If people who care about our civil society do not begin challenging what may seem like fringe attacks that are below our notice or whacked out name-calling and do not challenge these micro-aggressions for what they are at their most basic level of intent—fear of change under-girded by our society’s shared, though veiled racism—then we have failed at an even deeper level of working across difference that for which the President actually calls. No matter one’s politics, socialism is not a dirty word but it is being cleverly used to derail a Presidency.
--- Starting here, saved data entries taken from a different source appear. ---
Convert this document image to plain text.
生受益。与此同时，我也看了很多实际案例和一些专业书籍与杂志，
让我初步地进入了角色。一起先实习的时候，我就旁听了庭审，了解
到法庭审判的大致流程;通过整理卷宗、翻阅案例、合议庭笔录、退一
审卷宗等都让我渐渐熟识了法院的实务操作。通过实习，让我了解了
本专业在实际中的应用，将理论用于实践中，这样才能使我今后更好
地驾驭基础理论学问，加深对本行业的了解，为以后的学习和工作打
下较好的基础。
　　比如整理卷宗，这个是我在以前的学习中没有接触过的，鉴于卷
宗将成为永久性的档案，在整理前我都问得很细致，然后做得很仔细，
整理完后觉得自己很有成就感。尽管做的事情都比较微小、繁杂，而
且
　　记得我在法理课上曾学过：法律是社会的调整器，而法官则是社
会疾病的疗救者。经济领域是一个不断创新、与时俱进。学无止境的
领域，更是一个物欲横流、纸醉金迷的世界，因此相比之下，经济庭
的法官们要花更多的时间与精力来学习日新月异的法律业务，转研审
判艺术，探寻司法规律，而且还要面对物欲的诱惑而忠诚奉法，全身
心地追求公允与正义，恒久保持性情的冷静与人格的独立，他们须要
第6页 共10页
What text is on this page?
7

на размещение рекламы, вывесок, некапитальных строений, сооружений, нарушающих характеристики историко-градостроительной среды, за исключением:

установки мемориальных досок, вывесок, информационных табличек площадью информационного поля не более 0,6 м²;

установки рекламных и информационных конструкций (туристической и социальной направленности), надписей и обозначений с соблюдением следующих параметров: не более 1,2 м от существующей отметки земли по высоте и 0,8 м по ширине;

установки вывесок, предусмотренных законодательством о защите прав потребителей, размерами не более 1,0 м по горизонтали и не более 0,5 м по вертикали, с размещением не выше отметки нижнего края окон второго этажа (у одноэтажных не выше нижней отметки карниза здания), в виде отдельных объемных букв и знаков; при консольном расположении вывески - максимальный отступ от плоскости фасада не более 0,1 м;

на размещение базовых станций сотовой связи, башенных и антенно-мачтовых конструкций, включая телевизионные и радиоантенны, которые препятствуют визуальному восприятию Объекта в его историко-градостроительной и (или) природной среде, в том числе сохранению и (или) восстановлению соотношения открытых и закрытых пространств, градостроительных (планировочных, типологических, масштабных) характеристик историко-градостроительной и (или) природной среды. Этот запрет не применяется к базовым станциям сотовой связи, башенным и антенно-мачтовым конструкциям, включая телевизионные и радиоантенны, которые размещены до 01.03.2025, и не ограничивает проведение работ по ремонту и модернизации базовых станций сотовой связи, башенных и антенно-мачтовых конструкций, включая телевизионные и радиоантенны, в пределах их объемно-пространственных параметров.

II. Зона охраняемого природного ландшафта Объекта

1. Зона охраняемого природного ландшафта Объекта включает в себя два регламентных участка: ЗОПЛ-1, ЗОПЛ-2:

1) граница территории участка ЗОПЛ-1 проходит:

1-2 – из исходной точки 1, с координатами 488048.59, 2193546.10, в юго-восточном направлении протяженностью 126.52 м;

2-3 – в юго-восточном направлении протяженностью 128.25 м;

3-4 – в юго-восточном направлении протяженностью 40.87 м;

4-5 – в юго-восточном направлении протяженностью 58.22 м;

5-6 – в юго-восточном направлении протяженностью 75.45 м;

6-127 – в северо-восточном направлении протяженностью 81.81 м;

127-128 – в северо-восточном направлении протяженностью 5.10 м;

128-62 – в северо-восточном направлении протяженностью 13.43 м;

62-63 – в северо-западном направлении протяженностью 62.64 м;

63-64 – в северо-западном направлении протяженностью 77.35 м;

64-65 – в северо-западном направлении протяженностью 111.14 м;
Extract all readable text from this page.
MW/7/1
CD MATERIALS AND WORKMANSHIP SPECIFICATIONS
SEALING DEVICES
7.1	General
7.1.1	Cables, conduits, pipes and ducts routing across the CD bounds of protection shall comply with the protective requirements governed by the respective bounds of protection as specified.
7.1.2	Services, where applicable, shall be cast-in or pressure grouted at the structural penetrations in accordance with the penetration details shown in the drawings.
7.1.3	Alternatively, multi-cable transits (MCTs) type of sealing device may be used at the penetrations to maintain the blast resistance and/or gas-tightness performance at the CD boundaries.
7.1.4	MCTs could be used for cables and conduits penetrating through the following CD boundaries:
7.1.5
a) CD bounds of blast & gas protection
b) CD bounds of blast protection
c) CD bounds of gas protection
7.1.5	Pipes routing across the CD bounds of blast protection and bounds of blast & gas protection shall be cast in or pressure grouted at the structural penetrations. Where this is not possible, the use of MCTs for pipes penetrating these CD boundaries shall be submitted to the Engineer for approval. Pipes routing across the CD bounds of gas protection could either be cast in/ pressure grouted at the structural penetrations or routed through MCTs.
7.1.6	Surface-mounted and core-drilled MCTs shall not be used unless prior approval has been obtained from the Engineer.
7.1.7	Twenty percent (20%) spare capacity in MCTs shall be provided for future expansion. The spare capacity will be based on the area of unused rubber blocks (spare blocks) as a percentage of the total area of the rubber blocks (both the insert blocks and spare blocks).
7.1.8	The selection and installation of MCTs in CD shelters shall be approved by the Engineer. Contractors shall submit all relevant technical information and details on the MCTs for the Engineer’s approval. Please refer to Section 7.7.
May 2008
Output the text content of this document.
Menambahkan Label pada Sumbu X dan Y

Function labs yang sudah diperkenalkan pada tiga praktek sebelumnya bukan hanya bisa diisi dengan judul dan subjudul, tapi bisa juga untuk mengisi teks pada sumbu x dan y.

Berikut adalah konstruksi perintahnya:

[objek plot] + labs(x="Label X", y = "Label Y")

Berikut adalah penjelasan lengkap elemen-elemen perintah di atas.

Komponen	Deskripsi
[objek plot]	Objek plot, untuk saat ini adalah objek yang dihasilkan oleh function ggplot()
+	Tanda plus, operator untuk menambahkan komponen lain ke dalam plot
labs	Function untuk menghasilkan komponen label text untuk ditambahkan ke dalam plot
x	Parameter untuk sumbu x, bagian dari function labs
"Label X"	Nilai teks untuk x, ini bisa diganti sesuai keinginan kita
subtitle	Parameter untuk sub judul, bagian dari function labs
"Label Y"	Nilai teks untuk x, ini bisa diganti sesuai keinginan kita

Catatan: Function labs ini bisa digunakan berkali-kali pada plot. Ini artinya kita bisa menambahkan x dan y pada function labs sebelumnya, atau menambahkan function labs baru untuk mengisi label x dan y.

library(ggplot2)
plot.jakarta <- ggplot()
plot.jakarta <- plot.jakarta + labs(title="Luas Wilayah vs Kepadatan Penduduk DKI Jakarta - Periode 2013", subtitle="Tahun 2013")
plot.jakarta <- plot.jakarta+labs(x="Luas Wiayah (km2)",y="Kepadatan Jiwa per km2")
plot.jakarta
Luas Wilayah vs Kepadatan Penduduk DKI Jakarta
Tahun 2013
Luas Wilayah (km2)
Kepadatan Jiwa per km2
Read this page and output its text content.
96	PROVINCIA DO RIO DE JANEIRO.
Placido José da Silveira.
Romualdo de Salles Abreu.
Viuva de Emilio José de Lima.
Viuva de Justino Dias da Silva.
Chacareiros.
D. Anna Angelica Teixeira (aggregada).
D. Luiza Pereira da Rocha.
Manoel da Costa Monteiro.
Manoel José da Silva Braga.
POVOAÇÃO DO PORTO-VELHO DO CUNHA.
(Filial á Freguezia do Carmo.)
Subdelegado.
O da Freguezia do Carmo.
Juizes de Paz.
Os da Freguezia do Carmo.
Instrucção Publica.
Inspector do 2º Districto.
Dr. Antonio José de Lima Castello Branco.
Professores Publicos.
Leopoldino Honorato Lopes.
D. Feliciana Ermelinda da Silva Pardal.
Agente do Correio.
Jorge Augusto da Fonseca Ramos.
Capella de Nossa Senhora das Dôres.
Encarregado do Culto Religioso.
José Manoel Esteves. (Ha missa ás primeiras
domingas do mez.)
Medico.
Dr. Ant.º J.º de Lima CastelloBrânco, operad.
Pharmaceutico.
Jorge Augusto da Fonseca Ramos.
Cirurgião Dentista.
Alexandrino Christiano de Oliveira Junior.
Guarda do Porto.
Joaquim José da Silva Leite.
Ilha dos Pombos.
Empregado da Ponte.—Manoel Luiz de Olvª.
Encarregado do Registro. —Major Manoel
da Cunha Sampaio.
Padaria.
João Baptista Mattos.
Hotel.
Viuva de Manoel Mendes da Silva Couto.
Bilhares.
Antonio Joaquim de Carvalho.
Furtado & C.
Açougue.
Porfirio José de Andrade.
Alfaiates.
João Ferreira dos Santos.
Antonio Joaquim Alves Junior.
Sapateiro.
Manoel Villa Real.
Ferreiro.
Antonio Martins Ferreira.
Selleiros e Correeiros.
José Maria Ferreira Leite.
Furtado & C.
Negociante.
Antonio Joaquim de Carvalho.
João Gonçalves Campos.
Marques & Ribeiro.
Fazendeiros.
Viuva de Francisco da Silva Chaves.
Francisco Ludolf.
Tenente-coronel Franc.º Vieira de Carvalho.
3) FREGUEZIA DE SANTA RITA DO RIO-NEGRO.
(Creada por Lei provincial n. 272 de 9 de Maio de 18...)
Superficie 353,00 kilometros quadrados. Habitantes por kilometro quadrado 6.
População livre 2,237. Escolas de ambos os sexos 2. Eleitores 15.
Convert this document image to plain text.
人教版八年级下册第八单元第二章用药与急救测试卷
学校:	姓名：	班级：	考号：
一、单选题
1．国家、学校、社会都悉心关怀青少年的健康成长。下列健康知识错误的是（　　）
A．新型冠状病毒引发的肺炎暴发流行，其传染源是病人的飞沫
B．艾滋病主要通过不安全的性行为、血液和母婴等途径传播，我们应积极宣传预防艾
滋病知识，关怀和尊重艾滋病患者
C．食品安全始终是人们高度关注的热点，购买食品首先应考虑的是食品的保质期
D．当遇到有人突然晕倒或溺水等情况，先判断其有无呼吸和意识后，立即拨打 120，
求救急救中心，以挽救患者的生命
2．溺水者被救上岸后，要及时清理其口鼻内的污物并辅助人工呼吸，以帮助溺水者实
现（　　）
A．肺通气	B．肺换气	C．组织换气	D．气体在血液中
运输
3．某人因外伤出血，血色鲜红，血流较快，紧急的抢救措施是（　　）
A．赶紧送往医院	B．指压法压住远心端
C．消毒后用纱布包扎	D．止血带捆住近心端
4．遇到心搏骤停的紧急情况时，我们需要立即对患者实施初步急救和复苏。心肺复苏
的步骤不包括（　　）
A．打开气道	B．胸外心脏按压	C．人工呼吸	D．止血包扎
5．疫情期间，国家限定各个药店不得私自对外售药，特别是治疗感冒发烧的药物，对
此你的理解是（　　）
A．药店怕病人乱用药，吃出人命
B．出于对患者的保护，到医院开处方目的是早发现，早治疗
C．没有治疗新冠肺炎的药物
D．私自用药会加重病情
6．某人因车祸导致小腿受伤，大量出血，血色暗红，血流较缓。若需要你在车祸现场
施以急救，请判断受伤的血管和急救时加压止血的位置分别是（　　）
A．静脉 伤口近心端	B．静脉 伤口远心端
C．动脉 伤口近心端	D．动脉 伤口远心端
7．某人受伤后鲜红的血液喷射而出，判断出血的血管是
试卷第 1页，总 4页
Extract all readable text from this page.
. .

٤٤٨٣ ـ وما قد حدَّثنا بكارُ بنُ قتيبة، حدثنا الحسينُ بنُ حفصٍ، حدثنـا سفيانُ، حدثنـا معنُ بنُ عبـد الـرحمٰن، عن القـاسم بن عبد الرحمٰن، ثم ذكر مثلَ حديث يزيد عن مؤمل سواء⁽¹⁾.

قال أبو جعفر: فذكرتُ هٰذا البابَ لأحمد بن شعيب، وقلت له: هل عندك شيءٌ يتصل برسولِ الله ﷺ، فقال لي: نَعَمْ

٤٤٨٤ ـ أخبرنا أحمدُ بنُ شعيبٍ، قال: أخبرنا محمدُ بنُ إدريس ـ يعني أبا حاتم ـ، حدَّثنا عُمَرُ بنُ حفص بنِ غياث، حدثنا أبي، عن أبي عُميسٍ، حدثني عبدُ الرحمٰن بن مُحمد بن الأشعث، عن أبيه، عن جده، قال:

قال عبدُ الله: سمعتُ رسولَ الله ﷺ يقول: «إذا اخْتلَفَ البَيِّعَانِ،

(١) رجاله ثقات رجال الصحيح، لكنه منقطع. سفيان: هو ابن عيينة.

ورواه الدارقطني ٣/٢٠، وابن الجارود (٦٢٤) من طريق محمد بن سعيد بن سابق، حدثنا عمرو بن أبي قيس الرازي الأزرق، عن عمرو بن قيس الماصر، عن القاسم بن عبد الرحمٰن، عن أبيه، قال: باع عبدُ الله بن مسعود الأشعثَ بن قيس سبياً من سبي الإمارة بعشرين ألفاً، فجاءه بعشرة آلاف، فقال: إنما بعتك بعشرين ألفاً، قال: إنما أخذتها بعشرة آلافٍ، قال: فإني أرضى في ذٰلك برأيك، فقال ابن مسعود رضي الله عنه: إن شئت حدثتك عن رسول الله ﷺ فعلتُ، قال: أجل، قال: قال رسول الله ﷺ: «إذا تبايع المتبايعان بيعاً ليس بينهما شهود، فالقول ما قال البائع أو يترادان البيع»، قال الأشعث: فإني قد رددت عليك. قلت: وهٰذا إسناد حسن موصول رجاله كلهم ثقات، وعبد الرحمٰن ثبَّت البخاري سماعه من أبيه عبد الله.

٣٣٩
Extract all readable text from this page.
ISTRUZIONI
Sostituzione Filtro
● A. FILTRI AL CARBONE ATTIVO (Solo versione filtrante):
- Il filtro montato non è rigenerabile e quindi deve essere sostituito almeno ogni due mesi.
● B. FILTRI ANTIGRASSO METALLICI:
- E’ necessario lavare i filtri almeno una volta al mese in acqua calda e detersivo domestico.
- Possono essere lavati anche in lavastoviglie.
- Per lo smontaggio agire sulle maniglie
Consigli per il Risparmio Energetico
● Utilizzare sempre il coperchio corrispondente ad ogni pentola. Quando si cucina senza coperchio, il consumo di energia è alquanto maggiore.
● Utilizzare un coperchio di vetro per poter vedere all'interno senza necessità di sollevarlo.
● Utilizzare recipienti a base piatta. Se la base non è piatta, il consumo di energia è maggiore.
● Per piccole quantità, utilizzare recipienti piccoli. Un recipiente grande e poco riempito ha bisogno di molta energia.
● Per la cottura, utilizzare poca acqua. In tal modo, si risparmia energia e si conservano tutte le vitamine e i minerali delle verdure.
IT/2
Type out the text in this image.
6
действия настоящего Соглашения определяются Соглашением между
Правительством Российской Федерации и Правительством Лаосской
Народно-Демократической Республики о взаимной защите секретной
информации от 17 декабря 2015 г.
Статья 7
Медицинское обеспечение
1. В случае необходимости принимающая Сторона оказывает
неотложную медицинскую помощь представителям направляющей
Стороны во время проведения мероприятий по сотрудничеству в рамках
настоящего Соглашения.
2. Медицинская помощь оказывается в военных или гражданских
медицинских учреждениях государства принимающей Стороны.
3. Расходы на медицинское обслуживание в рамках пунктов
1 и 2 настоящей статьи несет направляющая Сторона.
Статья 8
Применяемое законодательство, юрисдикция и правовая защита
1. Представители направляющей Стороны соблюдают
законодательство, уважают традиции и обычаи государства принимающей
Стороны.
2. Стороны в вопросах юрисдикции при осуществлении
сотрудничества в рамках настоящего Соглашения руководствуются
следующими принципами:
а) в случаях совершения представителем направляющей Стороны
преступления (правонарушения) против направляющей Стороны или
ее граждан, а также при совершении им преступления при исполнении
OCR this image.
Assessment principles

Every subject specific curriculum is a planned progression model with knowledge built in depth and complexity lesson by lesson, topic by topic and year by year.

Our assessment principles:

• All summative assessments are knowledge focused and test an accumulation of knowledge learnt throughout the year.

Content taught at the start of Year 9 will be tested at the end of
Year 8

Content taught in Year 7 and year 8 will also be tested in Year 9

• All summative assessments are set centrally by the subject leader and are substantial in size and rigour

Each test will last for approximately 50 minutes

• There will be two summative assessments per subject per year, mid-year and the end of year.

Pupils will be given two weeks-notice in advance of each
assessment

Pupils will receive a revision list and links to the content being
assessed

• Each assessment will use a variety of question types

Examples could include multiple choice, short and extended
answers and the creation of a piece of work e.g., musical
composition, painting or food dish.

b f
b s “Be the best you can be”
In polite society or in our social analysis, particularly political analysis by the media, it seems we can no longer say that racism might be at the root of certain behaviors, mostly because it is hard to prove something that simply is so thoroughly woven through ourselves and our society’s essence—you either see partially through the veil or you don’t.
The work of those who see through the veil, even imperfectly, is to raise the critical question about the underlying intent of our own and others’ words and behaviors—is it rooted in fact or in factless fear of the power of “other.” Our national debate on healthcare, recession recovery, war, education, criminal justice, housing, basic human rights, the environment, the role of arts and humanities in our understanding of ourselves and world (for here is where the intractable, pervasive social norms are sometimes impossible to rationally discuss, get “seen” or understood in the flash of a line of poetry or a stroke on the canvass)* will be continuously derailed if we do not call-out those who so far are very successfully normalizing these debates into a dismantling of the Black President, not based on fact, but on fear and or the more cynical use of fear tactics.
*I had thought that a more lucid explanation of what I am trying to say here may have been more simply expressed in a painting of Obama nailed to a burning crucifix.